I cannot count how many times I have referenced Gloria Anzaldúa’s Borderlands/ La Frontera in the past year. I genuinely think I wrote about it in every single one of my classes fall semester at least once. When I first read the book for my Spanish class, I found myself highlighting entire paragraphs in awe of the way Anzaldúa wrote beautiful prose and reflection on her experiences as a mestiza, without even stopping to realize that maybe I loved the book so much because I related to it so much within my identity as Latina and interests in migration. After reading Borderlands possibly 4 times through, I knew that to experience what Anzaldúa wrote about I had to study the border for the summer. 

During the Trump administration, the extreme militarization of the border and its dehumanization of the migrant communities has become incredibly less covert than other administrations, blatantly displaying the violence against migrants to the public and redefining the conversation of immigration. I felt as if I could not study and attempt to witness the magnitude of what is happening at the border during this time, then I would miss out on a defining period in history and the future of immigration in the US. 

The US-Mexico border has become a battleground for state violence, racial injustice, and human rights violations. Anti-immigrant rhetoric has defined the Trump Administration, and actions at the border embody our contradictions within our national values—values like diversity, equality, and unity versus self-liberty and individualism. My project seeks to address the value conflict at the border by developing a deeper understanding of the border as a physical and symbolic space in order to analyze how the United State’s national values interact within this space. 

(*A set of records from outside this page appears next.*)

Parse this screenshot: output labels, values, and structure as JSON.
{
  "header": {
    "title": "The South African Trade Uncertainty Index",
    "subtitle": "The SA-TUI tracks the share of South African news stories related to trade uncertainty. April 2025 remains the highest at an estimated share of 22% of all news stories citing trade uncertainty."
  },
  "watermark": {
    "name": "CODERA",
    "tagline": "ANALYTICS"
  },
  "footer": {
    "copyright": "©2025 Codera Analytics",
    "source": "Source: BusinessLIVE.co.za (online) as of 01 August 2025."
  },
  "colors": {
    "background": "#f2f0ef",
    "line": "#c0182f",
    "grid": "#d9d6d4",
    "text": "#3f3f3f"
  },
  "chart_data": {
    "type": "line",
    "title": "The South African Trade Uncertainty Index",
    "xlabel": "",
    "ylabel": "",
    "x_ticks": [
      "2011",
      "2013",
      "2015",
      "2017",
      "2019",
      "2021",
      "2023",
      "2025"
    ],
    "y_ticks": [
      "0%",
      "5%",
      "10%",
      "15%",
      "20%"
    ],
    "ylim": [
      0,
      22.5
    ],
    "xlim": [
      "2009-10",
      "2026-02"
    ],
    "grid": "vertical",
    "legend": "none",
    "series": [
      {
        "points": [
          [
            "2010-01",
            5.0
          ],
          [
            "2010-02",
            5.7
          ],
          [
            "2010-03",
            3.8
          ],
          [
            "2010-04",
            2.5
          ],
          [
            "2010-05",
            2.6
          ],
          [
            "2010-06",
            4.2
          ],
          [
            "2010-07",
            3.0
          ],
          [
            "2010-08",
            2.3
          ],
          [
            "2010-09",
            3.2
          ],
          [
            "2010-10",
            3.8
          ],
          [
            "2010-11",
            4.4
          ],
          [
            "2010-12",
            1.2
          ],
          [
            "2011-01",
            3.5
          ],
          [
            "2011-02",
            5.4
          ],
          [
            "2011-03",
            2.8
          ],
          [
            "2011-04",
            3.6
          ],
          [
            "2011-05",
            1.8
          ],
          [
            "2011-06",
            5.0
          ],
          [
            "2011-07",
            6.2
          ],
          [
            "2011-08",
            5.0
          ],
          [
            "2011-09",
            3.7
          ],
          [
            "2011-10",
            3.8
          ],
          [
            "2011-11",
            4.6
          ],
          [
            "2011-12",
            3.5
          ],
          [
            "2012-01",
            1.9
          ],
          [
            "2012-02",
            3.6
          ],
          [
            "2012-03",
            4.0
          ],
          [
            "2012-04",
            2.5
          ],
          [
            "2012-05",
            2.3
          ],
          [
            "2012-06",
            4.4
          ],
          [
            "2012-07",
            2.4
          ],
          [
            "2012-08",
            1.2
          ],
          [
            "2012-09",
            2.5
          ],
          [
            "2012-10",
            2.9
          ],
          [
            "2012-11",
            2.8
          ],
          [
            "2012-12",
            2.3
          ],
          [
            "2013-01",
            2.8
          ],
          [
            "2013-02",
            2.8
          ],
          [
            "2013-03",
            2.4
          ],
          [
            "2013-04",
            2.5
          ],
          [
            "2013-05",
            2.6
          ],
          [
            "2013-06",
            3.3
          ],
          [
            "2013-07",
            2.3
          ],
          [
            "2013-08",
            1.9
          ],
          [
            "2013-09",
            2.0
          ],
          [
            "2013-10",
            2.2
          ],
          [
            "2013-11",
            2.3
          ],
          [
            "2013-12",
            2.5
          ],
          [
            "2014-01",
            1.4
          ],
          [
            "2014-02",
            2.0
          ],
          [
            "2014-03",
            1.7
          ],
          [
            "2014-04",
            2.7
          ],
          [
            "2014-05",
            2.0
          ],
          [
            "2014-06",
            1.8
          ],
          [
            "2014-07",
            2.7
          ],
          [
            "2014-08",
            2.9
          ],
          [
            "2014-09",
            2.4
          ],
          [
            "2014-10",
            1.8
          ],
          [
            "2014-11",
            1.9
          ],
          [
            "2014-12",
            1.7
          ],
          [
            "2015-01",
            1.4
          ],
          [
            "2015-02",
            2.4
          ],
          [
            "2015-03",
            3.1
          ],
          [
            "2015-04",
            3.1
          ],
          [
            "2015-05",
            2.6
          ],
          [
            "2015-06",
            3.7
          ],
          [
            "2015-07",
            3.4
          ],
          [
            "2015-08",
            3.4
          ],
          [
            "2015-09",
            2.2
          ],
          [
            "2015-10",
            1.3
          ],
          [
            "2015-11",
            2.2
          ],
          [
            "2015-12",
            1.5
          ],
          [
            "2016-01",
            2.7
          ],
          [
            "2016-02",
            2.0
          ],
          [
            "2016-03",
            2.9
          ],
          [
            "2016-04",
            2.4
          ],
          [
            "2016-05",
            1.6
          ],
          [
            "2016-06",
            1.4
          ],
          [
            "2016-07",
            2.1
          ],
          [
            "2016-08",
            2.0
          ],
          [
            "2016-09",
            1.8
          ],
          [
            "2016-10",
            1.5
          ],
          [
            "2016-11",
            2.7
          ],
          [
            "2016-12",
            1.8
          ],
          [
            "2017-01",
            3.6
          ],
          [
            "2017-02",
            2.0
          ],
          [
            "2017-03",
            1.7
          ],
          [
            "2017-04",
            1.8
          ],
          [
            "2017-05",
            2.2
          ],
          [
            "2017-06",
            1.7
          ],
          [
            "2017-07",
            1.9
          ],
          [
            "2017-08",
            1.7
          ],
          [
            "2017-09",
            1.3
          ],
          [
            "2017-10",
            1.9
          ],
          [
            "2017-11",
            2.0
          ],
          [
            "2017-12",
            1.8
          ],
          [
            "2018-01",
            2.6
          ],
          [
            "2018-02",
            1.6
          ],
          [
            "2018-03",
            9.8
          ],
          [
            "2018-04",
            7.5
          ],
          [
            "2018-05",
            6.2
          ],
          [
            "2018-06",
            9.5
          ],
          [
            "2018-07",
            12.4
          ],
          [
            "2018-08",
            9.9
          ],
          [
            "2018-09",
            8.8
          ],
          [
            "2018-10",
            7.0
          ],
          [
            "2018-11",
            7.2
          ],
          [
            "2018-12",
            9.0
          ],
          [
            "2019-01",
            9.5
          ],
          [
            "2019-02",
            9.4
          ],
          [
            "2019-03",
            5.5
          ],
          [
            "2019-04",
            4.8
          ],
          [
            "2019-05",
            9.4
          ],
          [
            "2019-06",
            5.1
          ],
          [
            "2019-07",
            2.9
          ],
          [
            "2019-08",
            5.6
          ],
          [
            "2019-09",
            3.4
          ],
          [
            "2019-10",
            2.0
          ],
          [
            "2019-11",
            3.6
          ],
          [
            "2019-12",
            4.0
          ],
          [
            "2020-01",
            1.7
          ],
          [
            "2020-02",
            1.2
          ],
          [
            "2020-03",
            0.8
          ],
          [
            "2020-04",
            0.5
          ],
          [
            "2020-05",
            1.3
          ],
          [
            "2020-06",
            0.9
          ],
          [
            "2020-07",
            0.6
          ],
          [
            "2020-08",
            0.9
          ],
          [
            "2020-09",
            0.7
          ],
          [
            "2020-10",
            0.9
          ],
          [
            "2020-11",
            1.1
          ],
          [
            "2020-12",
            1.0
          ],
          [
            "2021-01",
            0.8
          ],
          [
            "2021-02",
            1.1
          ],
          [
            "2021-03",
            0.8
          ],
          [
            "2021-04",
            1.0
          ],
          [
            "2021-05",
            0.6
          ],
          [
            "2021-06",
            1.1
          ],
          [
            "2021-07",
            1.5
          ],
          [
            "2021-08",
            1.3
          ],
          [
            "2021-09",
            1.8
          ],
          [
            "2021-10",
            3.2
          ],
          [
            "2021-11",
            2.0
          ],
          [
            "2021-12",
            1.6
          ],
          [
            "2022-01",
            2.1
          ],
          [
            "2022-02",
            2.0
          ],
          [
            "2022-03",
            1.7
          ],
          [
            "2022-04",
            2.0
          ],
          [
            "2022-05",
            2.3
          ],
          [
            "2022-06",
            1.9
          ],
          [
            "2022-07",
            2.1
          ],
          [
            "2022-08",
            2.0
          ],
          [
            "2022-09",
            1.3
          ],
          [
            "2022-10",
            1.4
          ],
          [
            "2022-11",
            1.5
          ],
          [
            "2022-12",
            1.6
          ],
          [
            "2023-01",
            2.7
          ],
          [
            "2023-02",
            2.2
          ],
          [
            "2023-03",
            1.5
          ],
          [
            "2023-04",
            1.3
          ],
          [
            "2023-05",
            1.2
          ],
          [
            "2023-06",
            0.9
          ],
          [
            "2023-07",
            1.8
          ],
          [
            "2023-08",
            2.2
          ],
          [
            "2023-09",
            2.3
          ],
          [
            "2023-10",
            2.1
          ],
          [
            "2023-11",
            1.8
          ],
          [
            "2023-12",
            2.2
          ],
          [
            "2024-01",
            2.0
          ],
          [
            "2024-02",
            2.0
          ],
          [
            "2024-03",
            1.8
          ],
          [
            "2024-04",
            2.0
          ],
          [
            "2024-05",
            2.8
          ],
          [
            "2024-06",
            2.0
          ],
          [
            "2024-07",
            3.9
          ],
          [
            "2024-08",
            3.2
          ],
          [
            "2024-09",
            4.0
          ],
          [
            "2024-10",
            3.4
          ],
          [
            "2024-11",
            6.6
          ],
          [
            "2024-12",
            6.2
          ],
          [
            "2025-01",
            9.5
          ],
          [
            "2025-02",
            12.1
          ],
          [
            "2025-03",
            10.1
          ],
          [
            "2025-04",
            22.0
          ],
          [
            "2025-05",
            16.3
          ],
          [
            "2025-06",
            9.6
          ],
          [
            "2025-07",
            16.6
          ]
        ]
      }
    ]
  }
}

The United States has a defined set of core values—liberty, self-government, equality, individualism, diversity, and unity. The border represents the pitting of values against each other: individualism and self-government seem to conflict with equality and diversity within immigration policy. With mothers being ripped away from their children at the border and children being detained in cages with foil blankets, it remains difficult to see where “ethics” comes into play. Arguably, values like individualism and self-government can be utilized by anti-immigrant politicians to restrict arrivals and foster anti-immigrant attitudes in the public by justifying it as “American.” I would like to explore the moral compromises we have made and continue to make in our immigration policy throughout time. The US has seen dramatic policy shifts, and border policies have gotten increasingly restricted and violent during the Trump administration relative to previous administrations. If we uphold these core values, how do we validate these dramatic policy shifts? How have our values shifted during different administrations? What values are we compromising? Is there a way to uphold them all? What  significance do they hold?

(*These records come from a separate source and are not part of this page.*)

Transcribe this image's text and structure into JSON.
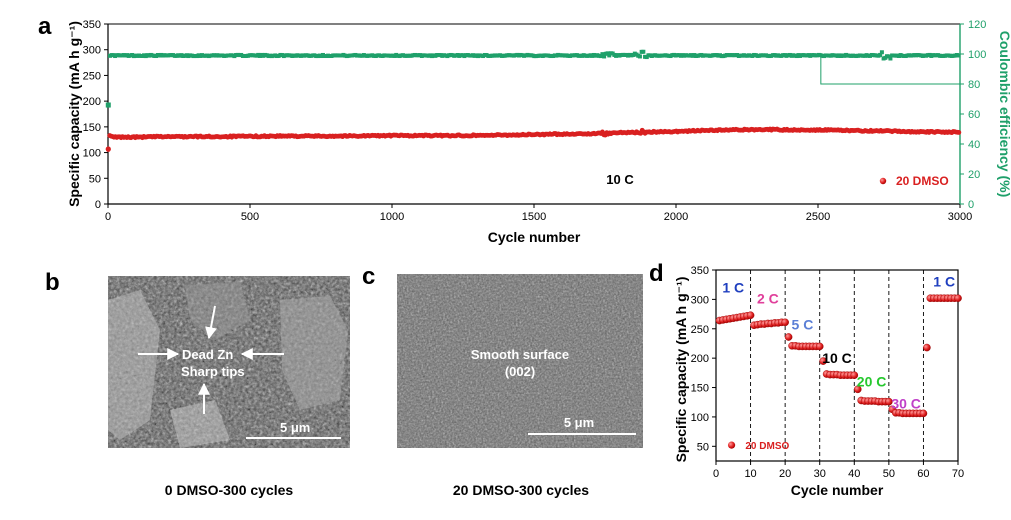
{
  "panels": {
    "a": "a",
    "b": "b",
    "c": "c",
    "d": "d"
  },
  "colors": {
    "red": "#d92020",
    "green": "#1fa06a",
    "black": "#000000"
  },
  "chart_data": [
    {
      "id": "a",
      "type": "scatter",
      "xlabel": "Cycle number",
      "ylabel": "Specific capacity (mA h g⁻¹)",
      "y2label": "Coulombic efficiency (%)",
      "xlim": [
        0,
        3000
      ],
      "ylim": [
        0,
        350
      ],
      "y2lim": [
        0,
        120
      ],
      "xticks": [
        0,
        500,
        1000,
        1500,
        2000,
        2500,
        3000
      ],
      "yticks": [
        0,
        50,
        100,
        150,
        200,
        250,
        300,
        350
      ],
      "y2ticks": [
        0,
        20,
        40,
        60,
        80,
        100,
        120
      ],
      "annotation": "10 C",
      "legend": "20 DMSO",
      "series": [
        {
          "name": "Specific capacity (20 DMSO)",
          "axis": "left",
          "x": [
            1,
            5,
            20,
            100,
            200,
            400,
            600,
            800,
            1000,
            1200,
            1400,
            1600,
            1750,
            1800,
            1900,
            2000,
            2100,
            2200,
            2300,
            2400,
            2500,
            2600,
            2700,
            2800,
            2900,
            3000
          ],
          "values": [
            107,
            132,
            130,
            130,
            131,
            131,
            132,
            132,
            133,
            133,
            134,
            136,
            137,
            139,
            140,
            141,
            143,
            144,
            145,
            144,
            144,
            143,
            142,
            141,
            140,
            140
          ]
        },
        {
          "name": "Coulombic efficiency",
          "axis": "right",
          "x": [
            1,
            5,
            20,
            100,
            300,
            500,
            1000,
            1500,
            1750,
            1870,
            2000,
            2500,
            2750,
            2900,
            3000
          ],
          "values": [
            66,
            99,
            99,
            99,
            99,
            99,
            99,
            99,
            99,
            99,
            99,
            99,
            99,
            99,
            99
          ]
        }
      ]
    },
    {
      "id": "d",
      "type": "scatter",
      "xlabel": "Cycle number",
      "ylabel": "Specific capacity (mA h g⁻¹)",
      "xlim": [
        0,
        70
      ],
      "ylim": [
        25,
        350
      ],
      "xticks": [
        0,
        10,
        20,
        30,
        40,
        50,
        60,
        70
      ],
      "yticks": [
        50,
        100,
        150,
        200,
        250,
        300,
        350
      ],
      "dividers": [
        10,
        20,
        30,
        40,
        50,
        60
      ],
      "rate_labels": [
        {
          "text": "1 C",
          "x": 5,
          "y": 312,
          "color": "#1f3fbf"
        },
        {
          "text": "2 C",
          "x": 15,
          "y": 293,
          "color": "#e0409b"
        },
        {
          "text": "5 C",
          "x": 25,
          "y": 249,
          "color": "#5b7fd6"
        },
        {
          "text": "10 C",
          "x": 35,
          "y": 192,
          "color": "#000000"
        },
        {
          "text": "20 C",
          "x": 45,
          "y": 152,
          "color": "#26c82e"
        },
        {
          "text": "30 C",
          "x": 55,
          "y": 114,
          "color": "#c040c8"
        },
        {
          "text": "1 C",
          "x": 66,
          "y": 322,
          "color": "#1f3fbf"
        }
      ],
      "legend": "20 DMSO",
      "series": [
        {
          "name": "20 DMSO",
          "x": [
            1,
            2,
            3,
            4,
            5,
            6,
            7,
            8,
            9,
            10,
            11,
            12,
            13,
            14,
            15,
            16,
            17,
            18,
            19,
            20,
            21,
            22,
            23,
            24,
            25,
            26,
            27,
            28,
            29,
            30,
            31,
            32,
            33,
            34,
            35,
            36,
            37,
            38,
            39,
            40,
            41,
            42,
            43,
            44,
            45,
            46,
            47,
            48,
            49,
            50,
            51,
            52,
            53,
            54,
            55,
            56,
            57,
            58,
            59,
            60,
            61,
            62,
            63,
            64,
            65,
            66,
            67,
            68,
            69,
            70
          ],
          "values": [
            264,
            265,
            266,
            267,
            268,
            269,
            270,
            271,
            272,
            273,
            256,
            257,
            258,
            258,
            259,
            259,
            260,
            260,
            261,
            261,
            236,
            221,
            221,
            220,
            220,
            220,
            220,
            220,
            220,
            220,
            195,
            173,
            172,
            172,
            172,
            171,
            171,
            171,
            171,
            171,
            147,
            128,
            127,
            127,
            127,
            127,
            126,
            126,
            126,
            126,
            113,
            107,
            107,
            106,
            106,
            106,
            106,
            106,
            106,
            106,
            218,
            302,
            302,
            302,
            302,
            302,
            302,
            302,
            302,
            302
          ]
        }
      ]
    }
  ],
  "sem_b": {
    "labels": [
      "Dead Zn",
      "Sharp tips"
    ],
    "scalebar": "5 μm",
    "caption": "0 DMSO-300 cycles"
  },
  "sem_c": {
    "labels": [
      "Smooth surface",
      "(002)"
    ],
    "scalebar": "5 μm",
    "caption": "20 DMSO-300 cycles"
  }
}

For the past two weeks, I have primarily been working on foundational elements of my project- researching the history of US national values and how they have played a role in policy. I have begun concentrating on the timeline of all US immigration policy and am working on reading through each to understand how they correlate to our national values. An interesting aspect I have found throughout my work thus far is the correlation between the perceived “American Dream” and immigration. While many of the pieces I have read have argued against anti-immigrant sentiments during the Trump administration, it has been based on the argument that this country throughout history was built by immigrants. Although I share the same opposition to anti-immigrant rhetoric, the argument feels flawed in context with the history of our immigration policy, The first immigration legislation passed in the US was the 1790 Immigration Act which only promised citizenship to white immigrants. So while we are a country built on immigrants, we should criticize who that used to include and who it excluded in order to better contextualize the present. This is something I will continue to explore as I take a critical look at the intersection of our national values and border policy.